With its antioxidant effects, vitamin E prevents oxidative stress in the cells by preventing the oxidation of polyunsaturated fatty acids and vitamin A and D in the cells. This is how vitamin E helps to keep cells healthy.

What happens when you have a vitamin E deficiency?

Vitamin E deficiency is rare in a modern western diet but premature babies and people with diseases that result in chronically low fat absorption from the intestine are examples of groups that can be more prone to vitamin E deficiency.

Vitamin E deficiency can lead to infertility, muscle degeneration, and disorders of the nervous system such as problems with balance and eyesight.

The best sources of vitamin E

 There are many great sources of vitamin E and the best are those that contain a lot of vitamins, so you don’t have to eat as much to achieve the recommended dose.
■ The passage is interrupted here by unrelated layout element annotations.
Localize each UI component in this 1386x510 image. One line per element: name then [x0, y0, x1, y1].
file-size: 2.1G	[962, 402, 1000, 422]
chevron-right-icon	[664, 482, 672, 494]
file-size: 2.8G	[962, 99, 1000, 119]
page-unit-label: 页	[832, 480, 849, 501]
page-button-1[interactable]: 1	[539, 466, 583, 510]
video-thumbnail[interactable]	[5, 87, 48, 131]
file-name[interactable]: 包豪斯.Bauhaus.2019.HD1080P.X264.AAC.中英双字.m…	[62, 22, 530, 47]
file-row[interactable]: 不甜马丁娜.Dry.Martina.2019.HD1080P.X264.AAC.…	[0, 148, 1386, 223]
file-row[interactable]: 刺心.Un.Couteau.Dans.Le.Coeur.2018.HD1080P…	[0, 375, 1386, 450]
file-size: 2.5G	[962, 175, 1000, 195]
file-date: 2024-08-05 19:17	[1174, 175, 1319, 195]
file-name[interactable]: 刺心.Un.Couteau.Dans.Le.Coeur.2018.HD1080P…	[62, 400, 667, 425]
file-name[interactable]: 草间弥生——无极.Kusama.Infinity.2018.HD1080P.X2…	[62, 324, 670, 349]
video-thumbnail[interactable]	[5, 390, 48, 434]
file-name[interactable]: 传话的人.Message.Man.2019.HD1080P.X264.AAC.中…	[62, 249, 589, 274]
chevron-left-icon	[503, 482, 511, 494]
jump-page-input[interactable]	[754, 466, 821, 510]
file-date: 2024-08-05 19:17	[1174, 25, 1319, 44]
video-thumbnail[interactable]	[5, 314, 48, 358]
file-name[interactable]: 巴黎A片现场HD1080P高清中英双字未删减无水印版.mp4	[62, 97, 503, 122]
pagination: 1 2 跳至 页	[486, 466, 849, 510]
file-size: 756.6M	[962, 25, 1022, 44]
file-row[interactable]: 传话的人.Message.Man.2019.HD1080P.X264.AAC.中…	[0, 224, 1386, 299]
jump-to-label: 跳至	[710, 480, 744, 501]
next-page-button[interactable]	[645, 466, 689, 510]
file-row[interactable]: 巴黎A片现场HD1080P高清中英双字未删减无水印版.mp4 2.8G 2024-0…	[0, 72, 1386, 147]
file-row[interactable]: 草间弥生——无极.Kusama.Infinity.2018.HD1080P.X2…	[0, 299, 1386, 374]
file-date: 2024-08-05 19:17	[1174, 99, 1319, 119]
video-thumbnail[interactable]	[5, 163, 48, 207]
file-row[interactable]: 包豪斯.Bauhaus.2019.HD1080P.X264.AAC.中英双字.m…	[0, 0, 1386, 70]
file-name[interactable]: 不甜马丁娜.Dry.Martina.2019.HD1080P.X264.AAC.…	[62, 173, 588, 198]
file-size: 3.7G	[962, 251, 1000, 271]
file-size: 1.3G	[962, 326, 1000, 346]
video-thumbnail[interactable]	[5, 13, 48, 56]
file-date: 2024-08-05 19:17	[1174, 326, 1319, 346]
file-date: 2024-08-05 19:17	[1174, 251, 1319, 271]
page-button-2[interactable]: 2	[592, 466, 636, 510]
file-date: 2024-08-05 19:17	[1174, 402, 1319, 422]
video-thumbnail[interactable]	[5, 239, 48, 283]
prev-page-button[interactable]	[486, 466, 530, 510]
Some examples of vitamin E sources are:

  • coarse grain products and whole grains, such as oatmeal
  • plant-based oils, such as corn and sunflower oil
  • soft vegetable margarine
  • nuts
  • seeds
  • cod liver oil
  • oily fish
  • eggs
  • avocado
  • mangoes

Fresh and lightly cooked, or minimally processed, foods have the highest vitamin E content as the vitamin is easily destroyed when heated or frozen.

Recommended vitamin E intake

As with many other vitamins, there is a daily recommended dosage, which is usually obtained through normal healthy eating.

Recommended intake divided by age and gender:

  • Children aged 3-5 years: 5 mg
  • Children aged 6-9 years: 6 mg
  • Children aged 10-13 years: 7 mg for girls og 8 mg for boys
  • Adult men: 10 mg
  • Adult women: 8 mg

As an example, one tablespoon of sunflower oil contains 5,6 mg of vitamin E, half a cup of boiled spinach contains 1.9 mg and two tablespoons of peanut butter contain 2.9 mg.